The Cas9 protein is quite large, about 1,350 amino acids long. This long chain of amino acids folds into a complex 3-dimensional shape, shown to the right. Click and drag on the image to rotate it in 3D.
The protein is currently displayed in "backbone" format. But if we switch the display to "spacefill" format, in which every atom in the protein structure is shown as a sphere, we see two main regions: the recognition lobe, abbreviated REC, and the nuclease lobe, abbreviated NUC, each comprised of several smaller domains.
Individually, these domains are tightly folded globular shapes, with little space between them. But how tightly are they packed to each other? Do you see any gaps in between them?
There are indeed a number of small gaps between these five domains that make up the two main lobes. . . and as you might imagine, there are reasons for this. First, each domain is conformationally dynamic, meaning that they move independent of the other domains as the protein binds to target DNA and cuts it. Second, the cas9 protein binds to a folded RNA, called the “guide RNA”, shown in orange.
The sequence and 3D folded structure of the guide RNA has co-evolved with the Cas9 protein to fit tightly together. Anywhere it is not deeply embedded into the Cas9 protein, it folds back on itself to form hairpins stabilized by A-T/G-C base-pairs, highlighted in yellow.
But look closely. . . are there any areas of the guide RNA that are not deeply embedded into the Cas9 protein, and also not part of A-T/G-C base-pairs? Let’s temporarily remove the HNH domain of the Cas9 protein to make it easier to examine the entire guide RNA.
This one section here, about 20 RNA nucleotides long, looks relatively loose – with no A-T/G-C base-pairing and only barely kissing against the Cas9 protein in a couple spots.
Often when you find something odd or unique in a protein’s structure, it hints at what the protein might do, and how it does it. As it turns out, this exposed section of the guide RNA, called the “spacer”, is the magic behind the Cas9 protein. . . and we will discuss it in more detail in the next section.
To the right is the Cas9 protein (shown in white) tightly bound to the guide RNA comprised of a stable region (shown in orange) and a 20-nucleotide-long spacer region originally obtained from the genome of an attacking virus (shown in purple).
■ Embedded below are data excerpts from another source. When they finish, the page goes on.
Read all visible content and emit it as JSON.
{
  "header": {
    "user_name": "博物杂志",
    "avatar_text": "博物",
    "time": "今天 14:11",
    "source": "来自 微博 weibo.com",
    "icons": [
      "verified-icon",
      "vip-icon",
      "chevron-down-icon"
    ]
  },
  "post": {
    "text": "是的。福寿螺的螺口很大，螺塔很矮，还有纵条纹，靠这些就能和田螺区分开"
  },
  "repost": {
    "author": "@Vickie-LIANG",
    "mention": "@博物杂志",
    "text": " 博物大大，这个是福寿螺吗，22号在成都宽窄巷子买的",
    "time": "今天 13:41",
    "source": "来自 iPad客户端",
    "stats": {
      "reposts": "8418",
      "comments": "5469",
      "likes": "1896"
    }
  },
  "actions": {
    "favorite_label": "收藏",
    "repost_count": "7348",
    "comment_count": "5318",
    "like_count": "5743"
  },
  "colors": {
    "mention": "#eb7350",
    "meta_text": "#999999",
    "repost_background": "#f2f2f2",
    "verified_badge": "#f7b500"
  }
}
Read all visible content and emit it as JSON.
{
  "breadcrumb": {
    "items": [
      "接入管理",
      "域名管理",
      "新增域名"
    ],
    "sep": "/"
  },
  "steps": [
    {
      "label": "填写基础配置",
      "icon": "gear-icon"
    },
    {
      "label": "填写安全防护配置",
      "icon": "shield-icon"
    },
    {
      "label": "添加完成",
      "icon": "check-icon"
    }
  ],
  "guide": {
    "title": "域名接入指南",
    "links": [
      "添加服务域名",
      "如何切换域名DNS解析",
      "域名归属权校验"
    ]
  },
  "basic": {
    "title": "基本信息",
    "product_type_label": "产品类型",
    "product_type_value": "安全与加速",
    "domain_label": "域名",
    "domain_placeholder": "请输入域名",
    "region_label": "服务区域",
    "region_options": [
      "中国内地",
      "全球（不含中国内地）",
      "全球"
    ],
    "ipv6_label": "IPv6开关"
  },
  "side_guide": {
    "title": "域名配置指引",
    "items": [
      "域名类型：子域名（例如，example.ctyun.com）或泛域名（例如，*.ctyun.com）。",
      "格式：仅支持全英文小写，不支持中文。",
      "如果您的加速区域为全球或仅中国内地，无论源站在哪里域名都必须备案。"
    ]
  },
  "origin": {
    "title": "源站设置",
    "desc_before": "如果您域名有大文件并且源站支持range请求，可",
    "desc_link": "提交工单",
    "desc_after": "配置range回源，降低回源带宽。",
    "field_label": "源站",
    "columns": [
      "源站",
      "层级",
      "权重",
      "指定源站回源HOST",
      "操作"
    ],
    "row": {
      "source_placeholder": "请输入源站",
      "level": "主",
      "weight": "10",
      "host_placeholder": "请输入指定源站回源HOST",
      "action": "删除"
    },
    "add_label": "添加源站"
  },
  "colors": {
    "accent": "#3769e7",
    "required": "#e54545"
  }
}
The Cas9 protein is expressed in the cytoplasm of the bacteria, where it is likely to encounter the genome of an invading virus. When Cas9 happens upon a section of DNA, it initially binds to it.
Once bound, if the Cas9 protein recognizes two guanine (G) nucleotides in a row, called the PAM sequence, it will uncoil the double stranded DNA. Is there anything you notice about either of these two separated strands of DNA?
One strand of the opened DNA, known as the “target strand”, lines up directly with the “spacer” of the guide RNA, almost as if the spacer is trying to test if it is complementary to the DNA, and can form A-T/G-C base-pairs with the target DNA strand.
Keeping in mind where the purple “spacer” section of the guide RNA originally came from, what would it mean if they were indeed complementary?
It would mean that the DNA being scanned matches the sequence of the virus that previously infected the bacteria, and therefore the same virus has come attacking again! Now what does that poor bacteria do?!
If the target DNA strand being compared to the purple spacer, then it is not from a previous virus, and that Cas9 simply lets go of it.
But, if it is complementary, the protein undergoes a change in shape that triggers the movement of the HNH and the RuvC domains close to the backbones of the two DNA strands.
Each of these two domains contains a separate nuclease active site that will cut a single strand of double stranded DNA exactly four nucleotides away from the NGG PAM Sequence.
This is a blunt ended double stranded cut, meaning there are no exposed unpaired nucleotides on either side of the cut site, making it incredibly hard for the DNA to be repaired, at least without introducing errors.
In this way, the amazing Cas9 protein serves as the judge, jury and executioner of this poor invading viral genome. As the judge, it lines up the evidence, positioning the DNA for examination. As the jury, it determines guilt, using the guide RNA to confirm that the DNA is indeed from an infecting virus. And as the executioner, it destroys the viral DNA, using two nuclease domains to create a blunt end cut in both strands of the DNA.